Елена сглотнула подступивший к горлу комок горькой тошноты. Чтобы скрыть гримасу отвращения, склонилась ниже над широким ожогом, что шел по левому боку «пациента».
— За что ж вы его так? — задала вопрос Баала с той уверенностью, что сразу выдавала завсегдатая подземной тюрьмы, причем с правильной стороны решетки.
— Да заслужил уж, совершеннейший негодяй, «разводчик», — лениво процедил палач.
Выражения лица карлицы Елена не видела, но буквально почувствовала поток яростной злости, что хлынул от маленькой женщины. Кто такой «разводчик» Елена не представляла, но судя по всему, здесь это считалось чем-то поистине ужасным.
— Ну, что? — с тем же ленивым тоном и выражением вопросил палач, чье терпение, кажется, заканчивалось, как вино в тщательно выжимаемой губке.
Елена представляла себе заплечных дел мастера по образам из книг и фильмов, где их обычно описывали в качестве толстых дегенератов. Что ж, возможно так и было в жизни, однако палач и мастер пыток по имени Квокк выглядел, прямо скажем, не канонично. Он был в средних годах — прямо-таки мечта девиц, жаждущих мужа степенного, в житейских делах умудренного, однако сохранившего живость тела для зачатия, а также иных телесных надобностей. Худой, быстрый и точный в движениях, довольно-таки изящный. Длинные, аккуратно завитые волосы вполне подошли бы человеку благородного сословия, тонкая щеточка усов была аккуратно выстрижена, как по линейке. Одет щегольски, будто зажиточный мещанин, совершенно по ошибке забредший в пыточный каземат заместо доходного дома — в нечто похожее на комбинезон из узкой куртки с разрезанными по всей длине рукавами, а так же еще более узких штанов-чулок с пятиугольным гульфиком. И куртка, и чулки соединялись частой шнуровкой, согласно последней моде — без пуговиц, с крупными узелками вместо оных. Образ завершали туфли мягкой кожи, больше походившие на рабочие тапочки с медными пряжками. В общем, ежели снять заломленный набок берет и переодеть в обычную одежду, получился бы эффектный городской хипстер. Общее впечатление усугублялось кружкой «крафтового» пива с желчью теленка, которое палач с удовольствием прихлебывал, не забывая стереть пену с кончиков усов.

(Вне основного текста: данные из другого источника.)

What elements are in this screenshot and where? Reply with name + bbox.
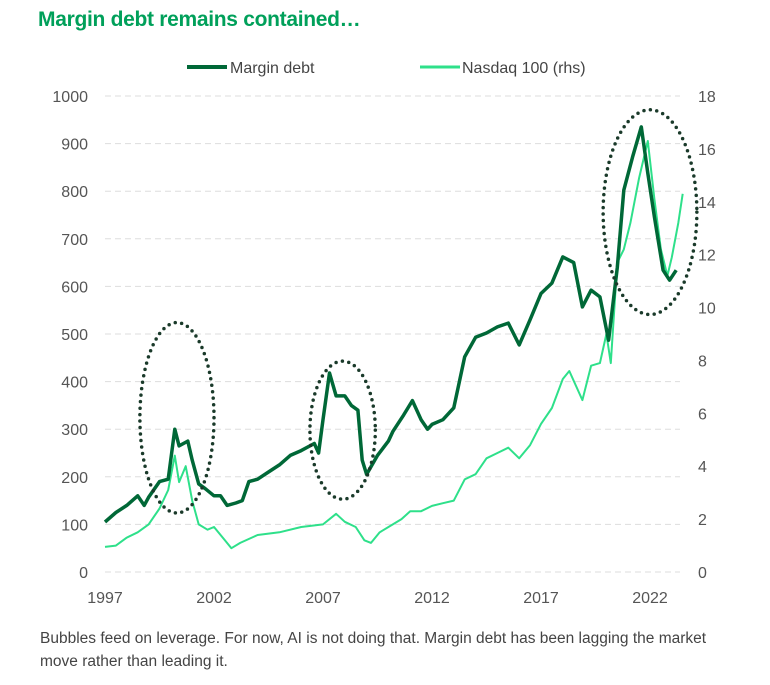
left-tick-label: 200 <box>61 470 88 487</box>
bubble-ellipse <box>601 108 699 317</box>
left-tick-label: 700 <box>61 232 88 249</box>
right-tick-label: 16 <box>698 142 716 159</box>
left-tick-label: 0 <box>79 565 88 582</box>
x-axis-ticks: 1997 2002 2007 2012 2017 2022 <box>87 590 668 607</box>
right-tick-label: 6 <box>698 406 707 423</box>
x-tick-label: 2002 <box>196 590 232 607</box>
right-axis-ticks: 0 2 4 6 8 10 12 14 16 18 <box>698 89 716 582</box>
legend: Margin debt Nasdaq 100 (rhs) <box>187 60 586 77</box>
right-tick-label: 10 <box>698 301 716 318</box>
left-tick-label: 600 <box>61 279 88 296</box>
gridlines <box>105 95 680 573</box>
right-tick-label: 14 <box>698 195 716 212</box>
x-tick-label: 2017 <box>523 590 559 607</box>
left-tick-label: 300 <box>61 422 88 439</box>
legend-label-margin-debt: Margin debt <box>230 60 315 77</box>
right-tick-label: 2 <box>698 512 707 529</box>
x-tick-label: 1997 <box>87 590 123 607</box>
legend-label-nasdaq: Nasdaq 100 (rhs) <box>462 60 586 77</box>
left-tick-label: 1000 <box>52 89 88 106</box>
bubble-ellipse <box>308 359 378 501</box>
left-axis-ticks: 0 100 200 300 400 500 600 700 800 900 1000 <box>52 89 88 582</box>
left-tick-label: 500 <box>61 327 88 344</box>
left-tick-label: 900 <box>61 137 88 154</box>
annotations <box>138 108 699 515</box>
series-lines <box>103 125 684 550</box>
margin-debt-line <box>103 125 678 524</box>
left-tick-label: 800 <box>61 184 88 201</box>
right-tick-label: 12 <box>698 248 716 265</box>
left-tick-label: 400 <box>61 375 88 392</box>
chart: 0 100 200 300 400 500 600 700 800 900 1000 0 2 4 6 8 10… <box>52 60 716 607</box>
right-tick-label: 8 <box>698 353 707 370</box>
right-tick-label: 0 <box>698 565 707 582</box>
left-tick-label: 100 <box>61 517 88 534</box>
caption: Bubbles feed on leverage. For now, AI is… <box>40 630 707 670</box>
x-tick-label: 2007 <box>305 590 341 607</box>
right-tick-label: 18 <box>698 89 716 106</box>
x-tick-label: 2022 <box>632 590 668 607</box>
nasdaq-line <box>104 140 684 550</box>
right-tick-label: 4 <box>698 459 707 476</box>
chart-title: Margin debt remains contained… <box>38 8 361 31</box>
bubble-ellipse <box>138 320 216 515</box>
x-tick-label: 2012 <box>414 590 450 607</box>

— Вина, — отрывисто попросила Елена, впрочем, вышло больше похоже на приказ. — «Мертвого».
— Девочка, у тебя губа не дура, — прищурился Квокк. — Только рановато начинаешь. Хотя конечно здесь, — он махнул кружкой, не расплескав ни капли, в сторону круглой синеватой лампы. — Все едино.
— Мне нужна капля, — через силу выговорила Елена, которую начало мутить. От слабого и в то же время непрекращающегося шума подземного муравейника, от криков, доносящихся сквозь толщу камня и земли, через старые двери в три пальца толщиной, потемневшие от сырости. Но главное — от запаха, не сказать, чтобы сильного, и в то же время пропитавшего каждый миллиметр в этом жутком месте. А еще от того, что ей пришлось напрячь мозги, чтобы вспомнить точный смысл слова «миллиметр». Первым, что приходило в голову, были всевозможные «волоса», «ногти», а также прочие меры длины Ойкумены.

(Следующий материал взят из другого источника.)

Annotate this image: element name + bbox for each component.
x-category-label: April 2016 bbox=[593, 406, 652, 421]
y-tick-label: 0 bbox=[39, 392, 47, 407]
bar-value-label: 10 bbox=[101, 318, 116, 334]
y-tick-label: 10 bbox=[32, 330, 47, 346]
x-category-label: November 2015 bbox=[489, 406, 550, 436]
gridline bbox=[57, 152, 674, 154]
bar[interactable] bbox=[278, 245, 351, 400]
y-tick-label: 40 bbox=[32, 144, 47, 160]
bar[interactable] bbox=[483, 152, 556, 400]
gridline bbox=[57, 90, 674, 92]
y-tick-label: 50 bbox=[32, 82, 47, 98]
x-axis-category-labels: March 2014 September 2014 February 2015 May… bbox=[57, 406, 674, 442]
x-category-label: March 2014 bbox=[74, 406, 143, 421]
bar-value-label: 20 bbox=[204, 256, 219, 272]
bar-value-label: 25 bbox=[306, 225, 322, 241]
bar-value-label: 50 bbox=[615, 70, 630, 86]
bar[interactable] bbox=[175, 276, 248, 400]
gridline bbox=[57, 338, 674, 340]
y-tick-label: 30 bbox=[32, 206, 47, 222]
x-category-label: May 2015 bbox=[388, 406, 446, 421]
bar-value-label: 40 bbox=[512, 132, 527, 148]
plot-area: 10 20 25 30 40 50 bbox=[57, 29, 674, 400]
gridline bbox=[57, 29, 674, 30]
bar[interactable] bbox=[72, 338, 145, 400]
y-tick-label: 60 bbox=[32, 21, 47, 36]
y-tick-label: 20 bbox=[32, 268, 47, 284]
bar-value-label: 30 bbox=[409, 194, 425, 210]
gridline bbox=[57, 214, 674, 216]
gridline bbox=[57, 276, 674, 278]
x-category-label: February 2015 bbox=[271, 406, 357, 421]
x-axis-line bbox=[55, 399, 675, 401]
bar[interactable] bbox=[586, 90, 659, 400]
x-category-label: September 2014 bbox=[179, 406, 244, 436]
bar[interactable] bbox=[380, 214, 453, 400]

— Хм… — палач скривился, но щелкнул пальцами, отдав кому-то распоряжение. — Тройной выгонки, чарку. Малую.
Баала молчала, взирая на Елену со ставшей уже привычной сосредоточенностью. Они со Квокком обменялись взглядами, которые Елена расшифровывать не захотела и не стала, будучи поглощенной изучением ожога. Он существенно отличался от обычных, что часто встречались на пустошах от местной флоры и Злого Солнца, но Елена рассудила, что кожа есть кожа, эпидермис плюс ростковый слой, так что имеет смысл попробовать испытанный арсенал.